Photo credit: Joanie Stiers

I still remember the spring when an unnamed farmer attempted to grow a crop of cell phones.

While outside the tractor cab in the field, he had dropped then driven over his two-week-old cell phone twice. Once with a planter and soon after with a tillage implement that placed it subsurface like a seed.

The soil rang. He found the phone. The dirty flip phone (this was 2009) could dial the local equipment dealership with a breakdown. However, the shattered screen left him unable to read a text message about the commodity markets. A new phone soon suspended from a bungee cord on his collar, safekeeping for a device that farmers, like most Americans, find too important to go without.

See more: How Modern Technology Helps Farmers Weather the Weather

Cell phones, and specifically smartphones, have arguably surpassed the importance of pliers to daily farmer attire. The tool has yet to tightly wire a gate, but it wields the power to access everything from local weather to global agriculture markets at our sometimes-soiled fingertips.

Grandpa, who farmed with literal horsepower in childhood, never imagined a handheld device could text and email business partners and display instant radar images, yet function as a flashlight. Remotely, we can control the grain dryer and monitor the solar array’s energy production. Apps on the device deliver field-by-field rainfall totals, timely agriculture podcasts and virtual farm teleconferences. Smartphones grant rural families the conveniences modern American families employ, such as online shopping, restaurant pickup orders, voice-guided navigation and live virtual access to anything allowed.

farm technology
Streaming podcasts on the headset; Photo credit: Joanie Stiers

From the bleachers at a home basketball game, my daughter and I watched a calf’s birth via live video footage from barn cameras at the home farm. We found true delight in witnessing the little heifer stand within 30 minutes and gallop about the straw in another 10.

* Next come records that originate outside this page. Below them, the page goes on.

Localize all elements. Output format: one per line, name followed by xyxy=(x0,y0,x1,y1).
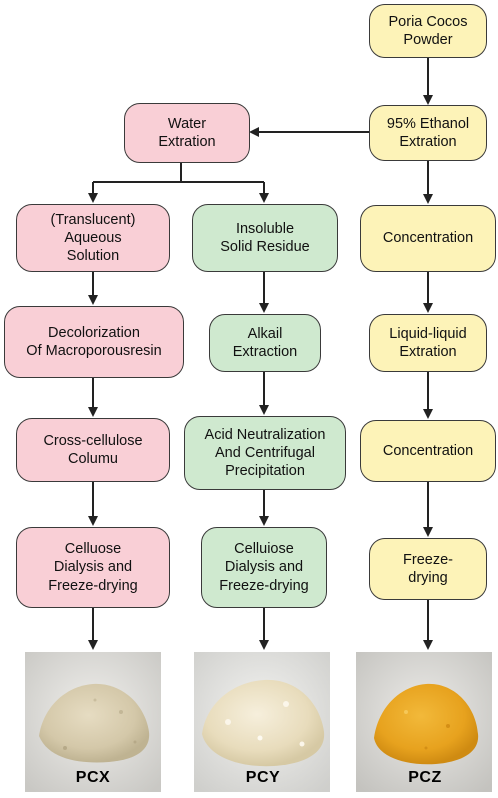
node-acid-neutralization: Acid Neutralization And Centrifugal Prec… xyxy=(184,416,346,490)
node-water-extration: Water Extration xyxy=(124,103,250,163)
node-insoluble-solid-residue: Insoluble Solid Residue xyxy=(192,204,338,272)
node-aqueous-solution: (Translucent) Aqueous Solution xyxy=(16,204,170,272)
node-alkail-extraction: Alkail Extraction xyxy=(209,314,321,372)
pcx-label: PCX xyxy=(75,769,111,786)
pcz-label: PCZ xyxy=(408,769,442,786)
node-celluiose-dialysis: Celluiose Dialysis and Freeze-drying xyxy=(201,527,327,608)
node-freeze-drying: Freeze- drying xyxy=(369,538,487,600)
node-concentration-2: Concentration xyxy=(360,420,496,482)
node-cross-cellulose-columu: Cross-cellulose Columu xyxy=(16,418,170,482)
node-celluose-dialysis: Celluose Dialysis and Freeze-drying xyxy=(16,527,170,608)
node-concentration-1: Concentration xyxy=(360,205,496,272)
pcz-powder-photo xyxy=(356,652,492,792)
node-95-ethanol-extration: 95% Ethanol Extration xyxy=(369,105,487,161)
pcy-label: PCY xyxy=(245,769,281,786)
pcx-powder-photo xyxy=(25,652,161,792)
node-decolorization: Decolorization Of Macroporousresin xyxy=(4,306,184,378)
node-poria-cocos-powder: Poria Cocos Powder xyxy=(369,4,487,58)
node-liquid-liquid-extration: Liquid-liquid Extration xyxy=(369,314,487,372)
pcy-powder-photo xyxy=(194,652,330,792)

The smartphone provides our camera, calendar and calculator. It replaced the dinner bell for summoning family members from the barnyard and, quite precisely, can track their location out in the fields. It provides a hotpot for homework, a device to fill downtime and an app to identify constellations on a starry summer night.

See more: How Digital Tools Have Revolutionized Illinois Apple Orchards

The future likely will bring more exciting conveniences and practical uses, but for now, a key function on our farm remains conversation, both business and social. The same phone that calls the local grain elevator to market corn also orders the Sunday night pizza. It texts a question about production records and reaches relatives seldom seen when planting season peaks, assuming no one plants the device and needs a replacement.